15 | fill_tuple!(0usize, A,B,C)
| --------------------------- help: you might be missing a semicolon here: `;`
| |
| caused by the macro expansion here
|
= note: the usage of `fill_tuple!` is likely invalid in expression context
How do i get around this? I do absolutely need that comma, otherwise the whole generated code is wrong.

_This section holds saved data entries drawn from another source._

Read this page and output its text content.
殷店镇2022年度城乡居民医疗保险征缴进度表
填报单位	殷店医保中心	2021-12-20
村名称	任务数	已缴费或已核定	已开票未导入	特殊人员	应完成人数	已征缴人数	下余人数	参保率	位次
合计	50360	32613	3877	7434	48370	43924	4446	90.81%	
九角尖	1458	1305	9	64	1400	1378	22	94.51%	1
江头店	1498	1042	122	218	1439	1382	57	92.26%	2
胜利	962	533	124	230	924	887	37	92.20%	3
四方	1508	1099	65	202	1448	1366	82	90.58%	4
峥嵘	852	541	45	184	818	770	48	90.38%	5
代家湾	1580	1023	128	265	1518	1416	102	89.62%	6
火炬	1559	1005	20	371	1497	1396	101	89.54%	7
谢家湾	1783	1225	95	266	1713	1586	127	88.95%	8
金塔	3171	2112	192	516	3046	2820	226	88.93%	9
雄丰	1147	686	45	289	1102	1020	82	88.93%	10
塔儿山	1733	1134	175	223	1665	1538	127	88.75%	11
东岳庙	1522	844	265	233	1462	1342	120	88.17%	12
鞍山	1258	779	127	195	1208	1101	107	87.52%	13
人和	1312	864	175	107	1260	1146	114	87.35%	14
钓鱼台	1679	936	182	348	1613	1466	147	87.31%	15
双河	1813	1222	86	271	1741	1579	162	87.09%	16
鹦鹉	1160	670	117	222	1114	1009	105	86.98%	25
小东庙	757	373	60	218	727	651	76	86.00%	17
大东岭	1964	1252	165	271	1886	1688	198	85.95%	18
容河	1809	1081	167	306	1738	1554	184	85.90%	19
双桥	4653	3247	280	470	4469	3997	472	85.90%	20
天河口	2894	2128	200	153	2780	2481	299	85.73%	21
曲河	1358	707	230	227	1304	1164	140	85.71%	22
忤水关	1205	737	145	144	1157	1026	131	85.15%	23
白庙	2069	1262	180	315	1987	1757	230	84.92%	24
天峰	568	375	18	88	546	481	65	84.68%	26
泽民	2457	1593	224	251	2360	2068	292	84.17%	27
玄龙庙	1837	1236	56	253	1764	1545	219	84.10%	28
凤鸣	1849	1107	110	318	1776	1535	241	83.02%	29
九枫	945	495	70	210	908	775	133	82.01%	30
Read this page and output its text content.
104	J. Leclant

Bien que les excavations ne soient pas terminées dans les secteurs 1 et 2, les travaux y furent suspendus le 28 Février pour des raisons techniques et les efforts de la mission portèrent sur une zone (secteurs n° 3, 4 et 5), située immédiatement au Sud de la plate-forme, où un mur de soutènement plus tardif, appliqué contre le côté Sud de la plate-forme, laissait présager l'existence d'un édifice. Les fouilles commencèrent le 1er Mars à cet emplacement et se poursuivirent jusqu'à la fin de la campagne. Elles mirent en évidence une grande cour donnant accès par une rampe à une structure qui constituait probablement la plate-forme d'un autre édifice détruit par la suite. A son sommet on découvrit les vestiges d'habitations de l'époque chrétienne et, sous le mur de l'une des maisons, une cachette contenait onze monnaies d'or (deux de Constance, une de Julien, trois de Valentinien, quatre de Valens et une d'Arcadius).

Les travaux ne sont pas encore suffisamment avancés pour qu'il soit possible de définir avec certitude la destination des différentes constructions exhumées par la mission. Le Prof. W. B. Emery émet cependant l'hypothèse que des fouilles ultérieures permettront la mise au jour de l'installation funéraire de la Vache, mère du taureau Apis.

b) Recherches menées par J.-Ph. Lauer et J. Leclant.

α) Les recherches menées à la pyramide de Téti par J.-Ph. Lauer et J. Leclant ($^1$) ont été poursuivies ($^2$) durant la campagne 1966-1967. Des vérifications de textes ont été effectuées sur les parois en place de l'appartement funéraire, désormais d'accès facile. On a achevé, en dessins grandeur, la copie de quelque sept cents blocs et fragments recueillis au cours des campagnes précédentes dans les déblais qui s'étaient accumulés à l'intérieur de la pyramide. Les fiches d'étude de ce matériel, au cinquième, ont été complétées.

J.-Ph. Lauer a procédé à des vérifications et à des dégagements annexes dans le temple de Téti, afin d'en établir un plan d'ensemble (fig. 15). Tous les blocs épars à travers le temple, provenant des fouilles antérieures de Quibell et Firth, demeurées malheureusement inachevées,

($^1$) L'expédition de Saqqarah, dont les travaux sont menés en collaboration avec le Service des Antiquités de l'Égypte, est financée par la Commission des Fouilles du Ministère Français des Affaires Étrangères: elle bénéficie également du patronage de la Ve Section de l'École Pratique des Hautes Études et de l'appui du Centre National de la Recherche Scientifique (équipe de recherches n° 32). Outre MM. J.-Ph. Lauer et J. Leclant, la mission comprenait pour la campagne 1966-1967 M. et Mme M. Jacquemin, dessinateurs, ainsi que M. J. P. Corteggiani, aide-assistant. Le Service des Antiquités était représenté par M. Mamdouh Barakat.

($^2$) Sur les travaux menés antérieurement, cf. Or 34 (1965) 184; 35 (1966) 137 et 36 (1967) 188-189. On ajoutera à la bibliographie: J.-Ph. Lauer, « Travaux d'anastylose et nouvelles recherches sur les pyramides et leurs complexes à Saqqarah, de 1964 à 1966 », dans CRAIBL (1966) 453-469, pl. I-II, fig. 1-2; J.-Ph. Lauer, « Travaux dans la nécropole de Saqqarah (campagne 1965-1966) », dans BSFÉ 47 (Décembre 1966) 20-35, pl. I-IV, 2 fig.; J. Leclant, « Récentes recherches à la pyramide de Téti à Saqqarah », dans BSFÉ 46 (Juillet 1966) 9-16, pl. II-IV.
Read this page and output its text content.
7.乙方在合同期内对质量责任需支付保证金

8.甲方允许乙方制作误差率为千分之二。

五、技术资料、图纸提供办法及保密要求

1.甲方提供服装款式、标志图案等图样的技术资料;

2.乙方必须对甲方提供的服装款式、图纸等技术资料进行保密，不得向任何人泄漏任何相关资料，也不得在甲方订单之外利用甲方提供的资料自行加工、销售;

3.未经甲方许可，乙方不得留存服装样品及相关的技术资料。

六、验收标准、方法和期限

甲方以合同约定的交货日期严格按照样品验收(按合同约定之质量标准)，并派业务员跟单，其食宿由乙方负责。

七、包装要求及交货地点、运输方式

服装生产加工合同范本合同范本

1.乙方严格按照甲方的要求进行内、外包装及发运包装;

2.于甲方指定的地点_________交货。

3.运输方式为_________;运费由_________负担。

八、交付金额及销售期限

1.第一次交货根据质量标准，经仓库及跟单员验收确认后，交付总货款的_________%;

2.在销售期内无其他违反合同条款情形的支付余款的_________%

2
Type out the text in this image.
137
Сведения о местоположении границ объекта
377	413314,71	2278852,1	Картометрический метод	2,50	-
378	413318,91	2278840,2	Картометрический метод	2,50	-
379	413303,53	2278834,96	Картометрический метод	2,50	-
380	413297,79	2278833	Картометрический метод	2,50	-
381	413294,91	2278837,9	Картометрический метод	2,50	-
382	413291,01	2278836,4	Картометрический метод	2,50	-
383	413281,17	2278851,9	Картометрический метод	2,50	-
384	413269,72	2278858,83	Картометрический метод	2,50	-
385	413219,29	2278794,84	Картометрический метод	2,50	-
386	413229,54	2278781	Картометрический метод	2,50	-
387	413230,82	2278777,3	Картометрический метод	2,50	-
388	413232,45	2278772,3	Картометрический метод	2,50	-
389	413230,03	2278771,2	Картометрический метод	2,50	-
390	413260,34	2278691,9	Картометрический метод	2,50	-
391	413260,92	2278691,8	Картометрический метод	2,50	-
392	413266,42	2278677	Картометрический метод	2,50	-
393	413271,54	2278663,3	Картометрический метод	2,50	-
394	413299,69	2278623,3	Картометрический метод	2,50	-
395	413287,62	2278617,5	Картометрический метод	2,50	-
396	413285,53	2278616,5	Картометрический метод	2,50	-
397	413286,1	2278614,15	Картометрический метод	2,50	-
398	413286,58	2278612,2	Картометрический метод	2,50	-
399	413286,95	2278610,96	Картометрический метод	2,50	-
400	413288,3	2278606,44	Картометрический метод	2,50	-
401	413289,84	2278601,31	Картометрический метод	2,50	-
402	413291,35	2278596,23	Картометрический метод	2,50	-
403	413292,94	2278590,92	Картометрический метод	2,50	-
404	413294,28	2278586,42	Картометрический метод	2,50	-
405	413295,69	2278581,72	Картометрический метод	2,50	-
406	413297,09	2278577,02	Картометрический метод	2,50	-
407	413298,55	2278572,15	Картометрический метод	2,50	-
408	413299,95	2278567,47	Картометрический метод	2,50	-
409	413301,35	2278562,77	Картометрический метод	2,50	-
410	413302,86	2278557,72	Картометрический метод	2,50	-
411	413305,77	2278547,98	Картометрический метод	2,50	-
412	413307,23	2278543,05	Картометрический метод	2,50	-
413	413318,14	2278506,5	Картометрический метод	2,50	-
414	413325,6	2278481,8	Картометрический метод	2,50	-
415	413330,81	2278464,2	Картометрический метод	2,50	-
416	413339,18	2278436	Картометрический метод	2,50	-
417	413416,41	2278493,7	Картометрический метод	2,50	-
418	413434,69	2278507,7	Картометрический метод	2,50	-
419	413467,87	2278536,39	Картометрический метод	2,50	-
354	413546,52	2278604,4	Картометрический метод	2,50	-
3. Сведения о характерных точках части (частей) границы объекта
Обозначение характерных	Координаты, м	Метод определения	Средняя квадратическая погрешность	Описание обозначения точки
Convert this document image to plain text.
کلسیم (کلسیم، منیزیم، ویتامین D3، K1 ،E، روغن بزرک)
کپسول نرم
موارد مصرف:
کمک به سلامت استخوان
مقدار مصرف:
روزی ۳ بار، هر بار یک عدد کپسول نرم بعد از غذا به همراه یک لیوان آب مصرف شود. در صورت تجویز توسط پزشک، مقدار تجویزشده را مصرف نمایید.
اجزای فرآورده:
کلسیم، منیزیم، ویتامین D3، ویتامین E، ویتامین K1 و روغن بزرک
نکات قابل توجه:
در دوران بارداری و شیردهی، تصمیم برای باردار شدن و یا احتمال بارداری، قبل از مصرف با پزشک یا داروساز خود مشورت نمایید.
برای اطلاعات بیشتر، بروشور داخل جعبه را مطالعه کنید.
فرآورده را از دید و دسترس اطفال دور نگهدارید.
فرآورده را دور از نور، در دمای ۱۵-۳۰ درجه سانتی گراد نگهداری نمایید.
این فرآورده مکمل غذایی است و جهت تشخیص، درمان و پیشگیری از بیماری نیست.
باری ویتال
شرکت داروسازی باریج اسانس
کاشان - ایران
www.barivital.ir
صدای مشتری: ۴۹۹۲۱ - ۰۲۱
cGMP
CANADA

You can recursively go through the macro arguments and keep a list of your resulting numbers.
macro_rules! fill_tuple {
// Base cases
(@step 0, (),) => {
()
};
(@step $i:expr, ($($result:expr),*), $head:expr) => {
($($result,)* foo($i, $head),)
};
// Recursive case
(@step $i:expr, ($($result:expr),*), $head:expr, $($tail:expr),+) => {
fill_tuple!(@step $i + 1, ($($result,)* foo($i, $head)), $($tail),+)
};
// Public interface
($($e:expr),*) => {
fill_tuple!(@step 0, (), $($e),*)
};
}
And if you don't need the index, it's much more simple:
macro_rules! fill_tuple {
($($e:expr),*) => {
($(bar($e),)*)
}
}
There's some subtle details regarding single-element tuples because you have to put the value in parentheses and have a comma immediately after the value--for example, (7,)
instead of (7)
. So in the first macro, we need the comma after foo()
on the line ($($result,)* foo($i, $head),)
. Similarly, in the second macro we need ($(bar($e),)*)
instead of ($(bar($e)),*)
so that there's a comma after each value rather than each value except for the last.